Ella asintió solemnemente, se llevó al hombretón de la mano hasta el borde del agua, y allí él clavó sus pies en el barro. El río era muy ancho, y me pregunté si no sería demasiada distancia incluso para aquel arco enorme, pero Eofer armó la gigantesca vara y se adentró en el Pedredan hasta que encontró un banco, lo que significaba que aún se podía meter más en el río, y allí sacó una flecha de su aljaba, la colocó en la cuerda y tensó. Emitió un gruñido al soltarla, y yo observé esperanzado la trayectoria de la flecha que acababa de salir despedida de la cuerda. Entonces el penacho aprovechó el viento y la flecha se elevó por encima de la corriente y bajó hacia un grupo de daneses que estaban de pie sobre la plataforma del timón de un barco. Se oyó un grito de furia al caer el proyectil. No hirió a nadie del grupo, pero la siguiente flecha de Eofer le dio a un hombre en el hombro, y los daneses corrieron a replegarse detrás de su puesto de observación, en la proa del barco. Eofer, que asentía compulsivamente con la cabeza y emitía pequeños sonidos animales, se centró en otro barco. Tenía una fuerza extraordinaria. La distancia era demasiada para la precisión, pero el peligro de las largas flechas emplumadas de blanco hizo retroceder a los daneses, así que llegó nuestro turno de burlas. Uno de los daneses agarró un arco e intentó devolvernos el golpe, pero la flecha se hundió en el agua veinte metros antes de llegar a nosotros, y los provocamos, nos reímos de ellos y brincamos de arriba abajo mientras las flechas de Eofer se estampaban en el maderamen. Después me metí en el río y le cogí el arco. Me puse delante de él para que los daneses no vieran qué hacía.

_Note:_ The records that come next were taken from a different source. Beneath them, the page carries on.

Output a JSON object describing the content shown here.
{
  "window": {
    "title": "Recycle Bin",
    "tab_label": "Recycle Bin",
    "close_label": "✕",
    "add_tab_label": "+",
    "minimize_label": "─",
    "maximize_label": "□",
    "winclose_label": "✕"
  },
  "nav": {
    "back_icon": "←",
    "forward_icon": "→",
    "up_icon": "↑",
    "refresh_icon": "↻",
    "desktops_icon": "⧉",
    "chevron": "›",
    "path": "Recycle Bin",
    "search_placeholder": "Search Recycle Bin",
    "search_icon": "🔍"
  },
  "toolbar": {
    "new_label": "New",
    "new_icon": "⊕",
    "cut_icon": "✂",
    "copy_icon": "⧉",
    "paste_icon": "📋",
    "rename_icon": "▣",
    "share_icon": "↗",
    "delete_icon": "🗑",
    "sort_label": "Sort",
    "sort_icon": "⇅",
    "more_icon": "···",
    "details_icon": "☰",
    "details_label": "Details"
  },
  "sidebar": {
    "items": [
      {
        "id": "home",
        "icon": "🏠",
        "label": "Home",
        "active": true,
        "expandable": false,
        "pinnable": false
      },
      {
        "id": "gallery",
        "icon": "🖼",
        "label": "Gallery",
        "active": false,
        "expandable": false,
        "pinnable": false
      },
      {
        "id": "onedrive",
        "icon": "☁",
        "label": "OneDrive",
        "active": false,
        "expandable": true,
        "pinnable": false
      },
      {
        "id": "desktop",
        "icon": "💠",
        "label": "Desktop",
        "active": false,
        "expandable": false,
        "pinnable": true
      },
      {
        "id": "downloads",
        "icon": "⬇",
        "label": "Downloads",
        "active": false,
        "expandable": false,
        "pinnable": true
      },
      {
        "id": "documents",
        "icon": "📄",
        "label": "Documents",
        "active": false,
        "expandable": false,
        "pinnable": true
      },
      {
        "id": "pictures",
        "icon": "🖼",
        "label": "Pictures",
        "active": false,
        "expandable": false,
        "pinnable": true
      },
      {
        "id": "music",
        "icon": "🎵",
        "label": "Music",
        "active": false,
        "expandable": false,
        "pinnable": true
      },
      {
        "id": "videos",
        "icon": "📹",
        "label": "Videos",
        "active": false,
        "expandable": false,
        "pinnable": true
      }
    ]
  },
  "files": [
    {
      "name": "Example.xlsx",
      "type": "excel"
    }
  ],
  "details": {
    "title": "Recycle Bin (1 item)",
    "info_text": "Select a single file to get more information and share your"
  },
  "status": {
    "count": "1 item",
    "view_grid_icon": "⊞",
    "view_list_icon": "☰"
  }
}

—Dile que no se preocupe —le dije a la niña, y ella tranquilizó a Eofer, que ponía mala cara e intentaba arrebatarme el arco. Saqué un cuchillo y eso lo alarmó aún más. Me gruñó, después me quitó el arco—. Dile que no pasa nada —le dije a la niña, y ella tranquilizó a su tío, que entonces me dejó raspar la cuerda de cáñamo tejido. Me aparté de él y señalé a un grupo de daneses—. Mátalos.
Eofer no quería tensar el arco. Lo que hizo fue buscar bajo su grasiento gorro de lana y sacar una segunda cuerda, pero yo sacudí la cabeza, y la niña lo convenció de que usara la cuerda medio partida. Así que la tensó nervioso y, justo antes de que alcanzara el punto máximo de tensión, la cuerda se rompió y la flecha salió despedida sin rumbo hacia el cielo para acabar flotando en el río.
La marea había cambiado, y el agua subía.
—¡Vamos! —les grité a mis hombres.
Era el turno de los daneses, que volvían a burlarse de nuestro ridículo intento. Pensaban que nos retirábamos porque se nos había roto la cuerda, así que empezaron a insultarnos a gritos mientras subíamos a trompicones por el montículo de barro. Entonces vi a dos hombres corriendo desde el otro extremo de la orilla y confié en que trajeran las órdenes que yo quería.